Meski begitu, Kartika mengungkap pihaknya membuka peluang untuk memperluas pasar, termasuk ke Amerika.
“Namun peluang untuk memperluas pasar tentu selalu ada,” tambahnya.
Adapun, PTFI, menurut VP Corporate Communications Freeport Indonesia Katri Krisnati mengatakan saat ini produk tembaga perseroan dipasarkan di pasar domestik Indonesia dan Asia.
“Prioritas utama perusahaan tetap pada pemenuhan kebutuhan industri dalam negeri yang memang masih terbatas,” kata dia.
Sama seperti AMMN, PTFI juga akan turut memperhatikan kebutuhan tembaga global yang besar, dan mempertimbangkan perluasan pasar ke AS.
“Tapi PTFI juga akan memonitor dan mempertimbangkan melakukan pemasaran ke AS,” tambahnya.
Sebelumnya, Menteri Investasi dan Hilirisasi Rosan Roeslani mengatakan Pemerintah Amerika Serikat (AS) resmi memberikan tarif 0% kepada komoditas tembaga dan turunannya yang berasal dari Indonesia.
Keputusan ini merupakan bagian dari proses negosiasi lanjutan dengan AS, yang bertujuan menurunkan tarif resiprokal untuk sejumlah komoditas strategis Indonesia.
“Kebetulan untuk copper (tembaga) kita 0 persen sudah disetujui.

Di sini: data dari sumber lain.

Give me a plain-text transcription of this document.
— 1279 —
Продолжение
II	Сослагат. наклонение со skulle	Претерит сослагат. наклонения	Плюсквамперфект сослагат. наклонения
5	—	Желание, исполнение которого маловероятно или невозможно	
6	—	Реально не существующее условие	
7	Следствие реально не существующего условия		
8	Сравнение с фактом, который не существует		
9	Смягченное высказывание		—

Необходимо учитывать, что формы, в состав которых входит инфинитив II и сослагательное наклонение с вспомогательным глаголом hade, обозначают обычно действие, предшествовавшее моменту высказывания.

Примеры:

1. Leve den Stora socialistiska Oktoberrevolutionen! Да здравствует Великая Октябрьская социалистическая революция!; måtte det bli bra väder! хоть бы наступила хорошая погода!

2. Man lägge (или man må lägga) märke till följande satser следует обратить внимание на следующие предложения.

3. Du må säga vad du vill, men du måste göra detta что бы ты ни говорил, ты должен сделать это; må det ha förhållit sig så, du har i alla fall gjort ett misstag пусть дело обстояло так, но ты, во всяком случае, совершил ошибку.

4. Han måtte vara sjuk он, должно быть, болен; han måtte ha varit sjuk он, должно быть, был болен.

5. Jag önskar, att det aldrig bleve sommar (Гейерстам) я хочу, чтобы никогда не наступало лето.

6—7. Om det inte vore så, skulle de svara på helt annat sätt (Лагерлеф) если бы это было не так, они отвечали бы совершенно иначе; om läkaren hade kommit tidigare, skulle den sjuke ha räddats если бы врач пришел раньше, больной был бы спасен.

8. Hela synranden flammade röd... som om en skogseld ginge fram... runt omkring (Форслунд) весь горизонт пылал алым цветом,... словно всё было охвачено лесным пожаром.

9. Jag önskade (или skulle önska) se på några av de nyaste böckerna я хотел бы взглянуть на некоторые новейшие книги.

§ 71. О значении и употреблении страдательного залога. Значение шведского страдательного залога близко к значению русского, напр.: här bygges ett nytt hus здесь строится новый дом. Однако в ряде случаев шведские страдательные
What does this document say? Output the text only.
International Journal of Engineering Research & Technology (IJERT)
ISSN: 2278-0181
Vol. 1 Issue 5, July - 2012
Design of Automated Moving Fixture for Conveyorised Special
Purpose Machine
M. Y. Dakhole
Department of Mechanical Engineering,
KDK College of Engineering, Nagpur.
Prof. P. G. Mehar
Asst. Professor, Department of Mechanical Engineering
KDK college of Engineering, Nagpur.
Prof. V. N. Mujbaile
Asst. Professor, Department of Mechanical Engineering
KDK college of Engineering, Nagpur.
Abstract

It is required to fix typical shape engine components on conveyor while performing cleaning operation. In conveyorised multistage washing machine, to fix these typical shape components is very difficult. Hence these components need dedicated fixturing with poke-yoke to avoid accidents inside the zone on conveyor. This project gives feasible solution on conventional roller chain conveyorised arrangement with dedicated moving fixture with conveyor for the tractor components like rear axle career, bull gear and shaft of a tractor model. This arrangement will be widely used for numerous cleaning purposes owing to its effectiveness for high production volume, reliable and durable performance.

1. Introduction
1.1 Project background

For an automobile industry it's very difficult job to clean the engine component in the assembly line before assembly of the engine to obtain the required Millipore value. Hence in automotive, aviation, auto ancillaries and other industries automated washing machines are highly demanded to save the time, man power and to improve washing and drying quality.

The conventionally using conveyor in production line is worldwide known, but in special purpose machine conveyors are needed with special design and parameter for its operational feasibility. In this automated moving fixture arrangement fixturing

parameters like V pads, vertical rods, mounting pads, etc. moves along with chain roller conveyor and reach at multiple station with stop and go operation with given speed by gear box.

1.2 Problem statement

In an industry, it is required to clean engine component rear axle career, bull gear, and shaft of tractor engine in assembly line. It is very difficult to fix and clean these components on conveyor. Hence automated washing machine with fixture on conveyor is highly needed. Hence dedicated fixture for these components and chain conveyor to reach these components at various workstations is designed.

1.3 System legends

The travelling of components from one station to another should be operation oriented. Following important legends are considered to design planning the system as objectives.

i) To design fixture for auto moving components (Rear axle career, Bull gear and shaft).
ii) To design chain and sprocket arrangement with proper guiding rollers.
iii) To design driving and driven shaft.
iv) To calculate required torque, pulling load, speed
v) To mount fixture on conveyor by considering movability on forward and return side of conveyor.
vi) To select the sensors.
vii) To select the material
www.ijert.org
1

Copper 0 persen, nikel sudah kita mintakan juga,” ujarnya dalam acara Indonesia-Japan Executive Dialogue 2025 di Hotel Fairmont, Jakarta, Rabu (6/8/2025).
Sayangnya, menurut Menurut Direktur Eksekutif Pusat Studi Hukum Energi Pertambangan (Pushep) Bisman Bakhtiar menyebut biaya logistik dan pengiriman komoditas, termasuk untuk tembaga ke AS sangat tinggi, jika dibandingkan ke negara Asia lainnya.
“Tarif 0% ini lumayan untuk memangkas cost ke AS. Namun kalau hanya tarif 0%, memang ekspor ke AS masih belum ekonomis karena memang biaya logistik dan pengiriman yang sangat tinggi,” kata Bisman.
Bisman menambahkan, agar tarif 0% ini bisa efektif dalam meningkatkan dan mendorong perluasan pasar, maka harus disertai dengan penurunan biaya logistik dan pengiriman produk hilir yang mempunyai nilai ekonomi tinggi.
Sebagai gambaran, ekspor turunan tembaga Indonesia (bijih dan konsentrat) ke Amerika Serikat memang masih lebih rendah dibandingkan ekspor ke China, Jepang dan beberapa negara asia lainnya.
Melansir data Badan Pusat Statistik (BPS) sepanjang 2024, ekspor tembaga Indonesia ke Amerika Serikat sangat minim, yaitu dengan nilai sekitar US$ 5 juta, yang hanya mencakup kurang dari 1% dari total ekspor tahunan.
Sementara, tujuan utama ekspor tembaga Indonesia masih ke negara China, Jepang, diikuti Korea Selatan, Filipina, dan India.